= Andrea Clark =

African-American photographer

Andrea Clark (March 19, 1945 – October 29, 2025) was an African-American photographer living in Asheville, North Carolina. She is best known for her black and white photographs that document Asheville's East End community taken circa 1968-1972.

== Early life and family ==
Andrea Elizabeth Clarke was born to James Howard Clarke and Mildred Rae Johnson Clarke in Cambridge, Massachusetts. Her education included Cambridge Rindge and Latin School and nursing school before she moved to Asheville in 1965.

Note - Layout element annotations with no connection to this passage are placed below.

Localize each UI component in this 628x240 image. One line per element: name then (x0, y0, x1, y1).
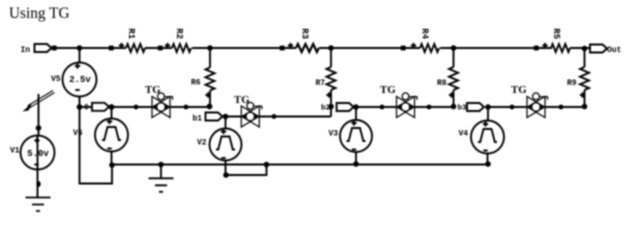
resistor R1 (119, 28, 145, 52)
port b3 (467, 103, 484, 111)
transmission gate TG1 (145, 84, 173, 118)
svg-text:V4: V4 (459, 130, 469, 139)
svg-text:Out: Out (607, 46, 622, 55)
node dot right of TG4 (559, 105, 564, 110)
resistor R9 (567, 49, 589, 107)
annotation arrow (23, 91, 55, 112)
svg-text:Using TG: Using TG (9, 5, 70, 22)
wire V2 bottom jog (226, 165, 267, 176)
wire bottom rail (112, 164, 488, 166)
node b3 junction (R8 bottom) (451, 104, 457, 110)
svg-text:R5: R5 (551, 28, 561, 39)
node V3 bottom junction (353, 161, 359, 167)
svg-text:R9: R9 (567, 79, 577, 88)
node V6 bottom junction (109, 162, 115, 168)
pulse source V6 (73, 107, 128, 165)
wire top rail segment 1 (52, 47, 591, 49)
port b1 (206, 113, 223, 121)
svg-text:b2: b2 (321, 105, 331, 113)
svg-text:V6: V6 (73, 129, 83, 138)
wire V1 bottom stem (37, 170, 39, 198)
svg-text:5.0v: 5.0v (27, 149, 49, 159)
node V4 bottom junction (485, 161, 491, 167)
node dot right of TG3 (427, 105, 432, 110)
svg-text:R1: R1 (126, 28, 136, 39)
svg-text:In: In (21, 46, 31, 55)
node dot right of TG2 (272, 114, 277, 119)
transmission gate TG3 (380, 84, 417, 118)
svg-text:R7: R7 (316, 79, 326, 88)
pulse source V2 (197, 117, 242, 176)
pulse source V4 (459, 107, 505, 164)
wire rail3 (356, 106, 454, 108)
node R8 top junction (451, 45, 457, 51)
svg-text:b1: b1 (193, 115, 203, 124)
port 0 (92, 103, 109, 111)
transmission gate TG4 (511, 84, 548, 118)
node R7 top junction (328, 45, 334, 51)
svg-text:TG: TG (511, 84, 527, 96)
svg-text:V1: V1 (10, 147, 20, 156)
resistor R5 (542, 28, 570, 52)
svg-text:V3: V3 (329, 130, 339, 139)
svg-text:V5: V5 (51, 75, 61, 84)
ground (bottom rail) (149, 165, 174, 192)
node b2 junction (R7 bottom) (328, 104, 334, 110)
ground (below V1) (26, 198, 51, 212)
resistor R2 (165, 28, 191, 52)
node V4 top junction (485, 104, 491, 110)
node dot right of TG1 (184, 105, 189, 110)
node dot after In (52, 46, 57, 51)
resistor R7 (316, 48, 336, 107)
node V2 bottom dot (223, 172, 229, 178)
voltage source V5 2.5v (51, 48, 97, 107)
resistor R3 (288, 28, 319, 52)
node V2 jog junction (264, 162, 270, 168)
node R9 top junction (582, 46, 588, 52)
wire rail2 (226, 107, 332, 117)
node V6 top junction (109, 104, 115, 110)
resistor R8 (437, 48, 458, 107)
node ground junction (158, 162, 164, 168)
node dot left of TG1 (134, 105, 139, 110)
wire V5 to bottom rail loop (80, 107, 113, 184)
svg-text:TG: TG (145, 84, 161, 96)
node V3 top junction (353, 104, 359, 110)
svg-text:R4: R4 (420, 28, 430, 39)
svg-text:TG: TG (380, 84, 396, 96)
node dot before R5 (534, 46, 539, 51)
resistor R6 (191, 48, 215, 107)
node V1 top dot (36, 125, 42, 131)
pulse source V3 (329, 107, 373, 164)
svg-text:2.5v: 2.5v (69, 75, 91, 85)
svg-text:R6: R6 (191, 79, 201, 88)
svg-text:R8: R8 (437, 79, 447, 88)
transmission gate TG2 (234, 94, 262, 127)
wire rail4 (488, 106, 585, 109)
svg-text:b3: b3 (458, 105, 468, 113)
port b2 (337, 103, 354, 111)
node dot before R2 (158, 46, 163, 51)
port In (35, 44, 52, 52)
node dot left of TG4 (510, 105, 515, 110)
node R9 bottom junction (582, 104, 588, 110)
wire rail1 (112, 106, 210, 108)
node V1 bottom dot (36, 181, 40, 187)
wire rail1 to port 0 (80, 106, 93, 108)
svg-text:R2: R2 (174, 28, 184, 39)
node R6 bottom junction (207, 104, 213, 110)
node dot before R3 (280, 46, 285, 51)
svg-text:0: 0 (84, 104, 89, 113)
wire V1 top stem (38, 94, 40, 136)
node 0 (V5 bottom junction) (77, 104, 83, 110)
port Out (590, 45, 607, 53)
svg-text:R3: R3 (300, 28, 310, 39)
node b1 junction (223, 114, 229, 120)
node dot left of TG3 (380, 105, 385, 110)
svg-text:V2: V2 (197, 139, 207, 148)
node V5 top junction (77, 45, 83, 51)
node dot before R1 (109, 46, 114, 51)
resistor R4 (411, 28, 439, 52)
svg-text:TG: TG (234, 94, 250, 106)
node dot before R4 (401, 46, 406, 51)
voltage source V1 5.0v (10, 136, 55, 170)
node R6 top junction (207, 45, 213, 51)
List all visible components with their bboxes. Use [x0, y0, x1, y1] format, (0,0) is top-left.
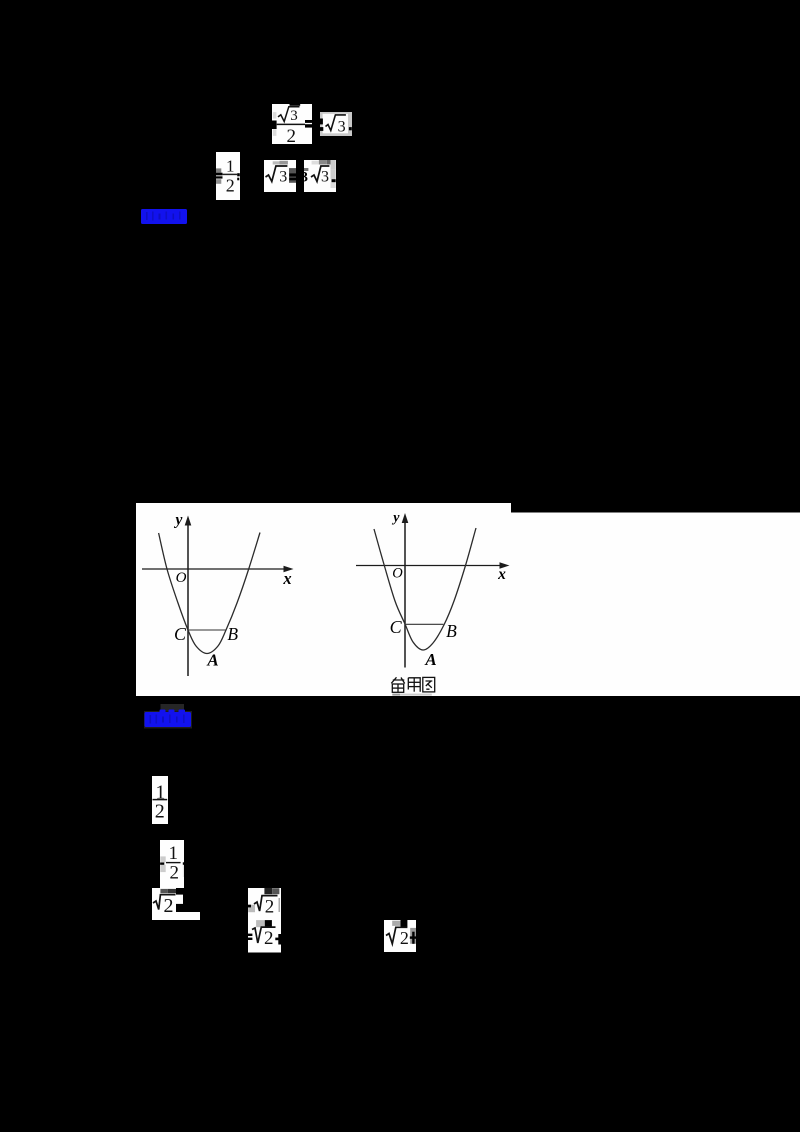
- svg-text:1: 1: [226, 156, 235, 175]
- svg-text:3: 3: [279, 168, 287, 185]
- formula image: sqrt(3) second line left: [264, 160, 296, 192]
- white background right part (starts lower): [511, 513, 800, 697]
- formula image: sqrt(2) with blank strip: [152, 888, 200, 920]
- svg-text:2: 2: [169, 862, 179, 883]
- caption yong (use) glyph: [408, 678, 420, 692]
- svg-text:2: 2: [287, 126, 297, 144]
- graph 2: x-axis: [356, 565, 501, 567]
- formula image: sqrt(3)/2 fraction: [272, 104, 312, 144]
- svg-text:A: A: [206, 651, 218, 670]
- graph 2: chord CB: [406, 623, 444, 625]
- formula image: sqrt(3) first line: [320, 112, 352, 136]
- svg-text:A: A: [424, 650, 436, 669]
- graph 1: parabola curve: [159, 533, 260, 654]
- formula image: 1/2 fraction second line: [216, 152, 240, 200]
- white background left part: [136, 503, 511, 696]
- graph 1: y-axis arrowhead: [185, 516, 192, 526]
- svg-text:y: y: [391, 510, 400, 525]
- svg-text:2: 2: [400, 928, 409, 948]
- graph 2: y-axis arrowhead: [402, 513, 409, 523]
- svg-text:2: 2: [164, 895, 174, 917]
- svg-text:x: x: [497, 566, 506, 583]
- graph 2: x-axis arrowhead: [500, 562, 510, 569]
- graph 1: x-axis: [142, 568, 285, 570]
- svg-text:C: C: [390, 617, 403, 637]
- white figure block with two parabola graphs: [136, 503, 800, 696]
- blue highlighted label 1: [141, 209, 187, 224]
- blue highlighted label 2 with dark-gray highlight box: [143, 703, 195, 730]
- svg-text:1: 1: [169, 843, 179, 864]
- svg-text:2: 2: [226, 176, 235, 196]
- svg-text:3: 3: [321, 168, 329, 185]
- svg-text:y: y: [174, 511, 183, 528]
- svg-text:2: 2: [155, 801, 165, 823]
- graph 1: chord CB: [188, 629, 226, 631]
- svg-text:O: O: [392, 565, 403, 581]
- svg-text:C: C: [174, 624, 187, 644]
- svg-text:O: O: [176, 570, 187, 586]
- svg-text:3: 3: [338, 118, 346, 135]
- graph 1: y-axis: [187, 524, 189, 676]
- svg-text:3: 3: [304, 170, 308, 186]
- svg-text:B: B: [446, 621, 457, 641]
- graph 2: y-axis: [404, 522, 406, 668]
- formula image: sqrt(2)+ right: [384, 920, 417, 952]
- formula image: stacked sqrt(2) and =sqrt(2)+: [247, 887, 284, 953]
- svg-text:x: x: [282, 569, 291, 588]
- svg-text:B: B: [227, 624, 238, 644]
- formula image: 1/2 fraction lower section: [152, 776, 168, 824]
- caption tu (figure) glyph: [423, 677, 435, 692]
- caption bei (spare) glyph: [391, 677, 404, 692]
- svg-text:2: 2: [264, 928, 274, 949]
- svg-text:2: 2: [265, 897, 275, 918]
- gray smudge under caption: [392, 694, 400, 696]
- graph 2: parabola curve: [374, 528, 476, 650]
- graph 1: x-axis arrowhead: [284, 566, 294, 573]
- svg-text:3: 3: [290, 108, 298, 124]
- formula image: -1/2 fraction lower section: [160, 840, 184, 888]
- formula image: sqrt(3) second line right: [304, 160, 336, 192]
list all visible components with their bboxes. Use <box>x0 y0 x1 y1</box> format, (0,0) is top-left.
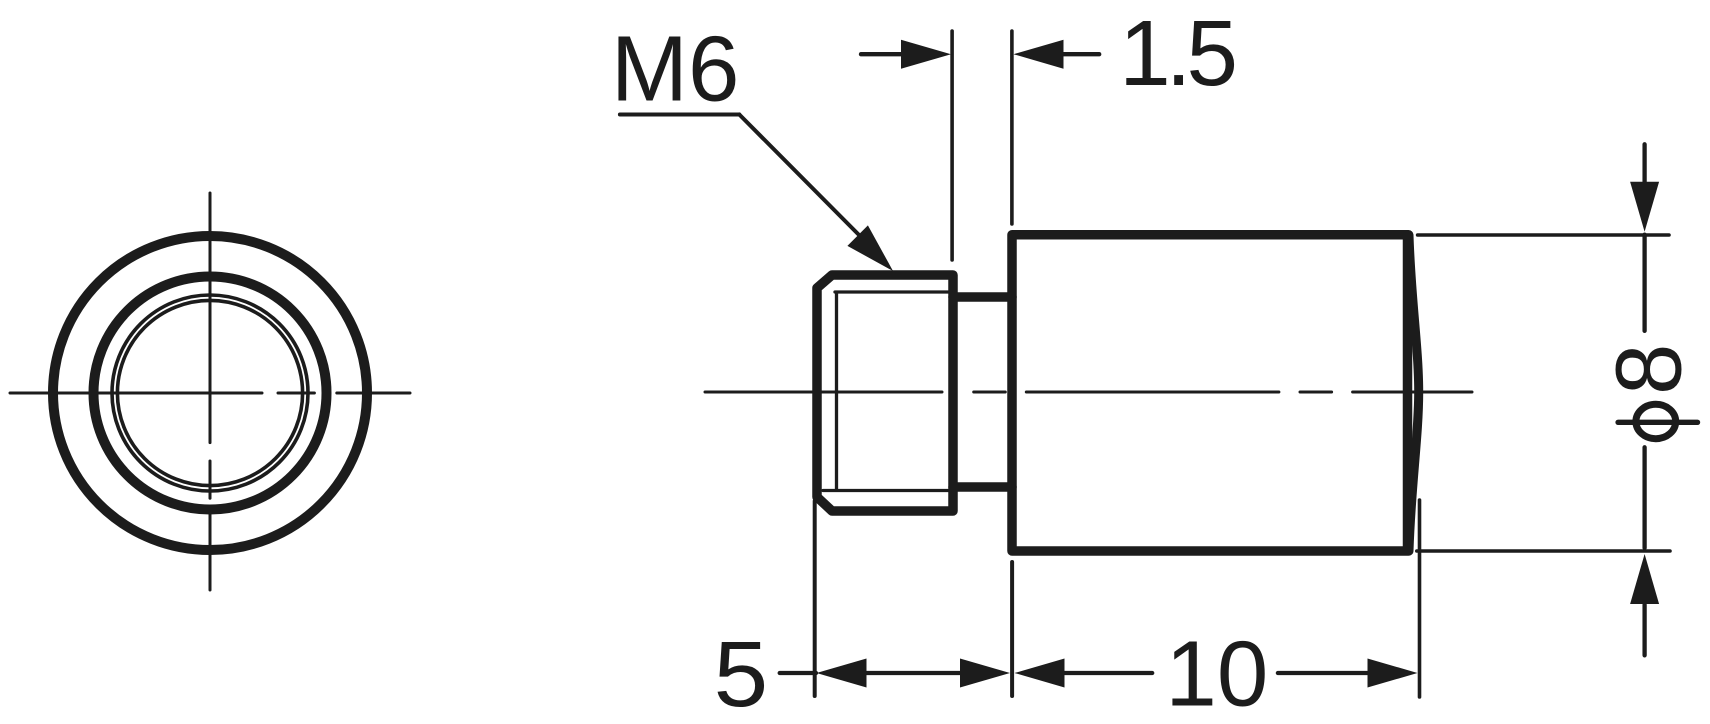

Her paternal family had roots in Asheville. Her father was the son of master mason James Vester Miller, who had been born into slavery in 1858 in Rutherford County, N.C, and moved with his family to Asheville soon after the Civil War. In his youth, Miller developed an interest in construction and architecture through observation and working on job sites, eventually honing his craft as an apprentice under the city’s premier brick masons. His superior skills garnered the attention of prominent local architects, most notably Richard Sharp Smith, who oversaw the Biltmore Estate construction. Miller eventually established his own firm, Miller & Sons, successfully securing contracts within a construction industry that was largely controlled by White competitors. Miller’s work includes some of Asheville’s most iconic structures, including St. Matthias Episcopal Church (Asheville, North Carolina), Mt. Zion Missionary Baptist Church, the Young Men's Institute Building (currently known as the YMI Cultural Center), and the Asheville Municipal Building, among others. Later in the 1930s Miller founded Violet Hill Cemetery in West Asheville, named in honor of his wife. He was laid to rest there upon his death in 1940, leaving behind a legacy that continues to shape Asheville’s cultural and physical landscape.

One of Andrea's passions was working on documenting her family heritage and creating the James Vester Miller Walking Trail.

== Career ==
Andrea Clark is best known for her career as a photographer, particularly a series of hundreds of black and white photographs that provide some of the only documentation of Black neighborhoods that were destroyed as part of Asheville's urban renewal efforts. The East End had been a vibrant Black community since the 1880s, but by 1978, the City of Asheville had razed much of it, and families were relocated to other neighborhoods.

These photos were a central part of the project "Twilight of a Neighborhood: Asheville's East End, 1970," funded by the North Carolina Humanities Council in 2008. As part of the project, Clark and others also recorded oral history interviews with residents impacted by the destruction of the East End."Andrea Clark's photographs capture the full spectrum of community life in Asheville's East End in 1970. The images portray a neighborhood with bustling business and street life, gardens where people grew their own food, and sidewalks on which children played under the watchful eyes of elders."Clark's East End photos have been displayed at the YMI Cultural Center, the Asheville Museum of History, and Pack Memorial Library. The Andrea Clark Collection is part of Buncombe County Special Collections at Pack Memorial Library.

== Legacy and death ==
In 2020 Clark was awarded the Sondley Award by the Historic Resources Commission of Asheville and Buncombe County. While Clark was honored to have been given the award, she was quick to point out that it was named for Foster Alexander Sondley and as such rooted in institutional racism. When Sondley bequeathed his extensive personal library to the City of Asheville upon his death in 1931, it was under the strict caveat in his will that the books were to be viewed by “well-conducted white people” only. Later in 1943, Sondley's collection became the reference section of the Pack Memorial Library, and during conversations around desegregation of the library system, administrators frequently cited Sondley's will as a justification for denying access to the historical archives and refusing service to black residents in Buncombe County.

As a result of Clark initiating and facilitating important conversations around inclusivity and honoring collective community history, the following year the Historic Resources Commission elected to change the name of the award to the Historic Resources Champion Award, and honored Andrea Clark again with the new distinction in 2021.

On October 29, 2025, Ms. Clark passed away at the age of 80.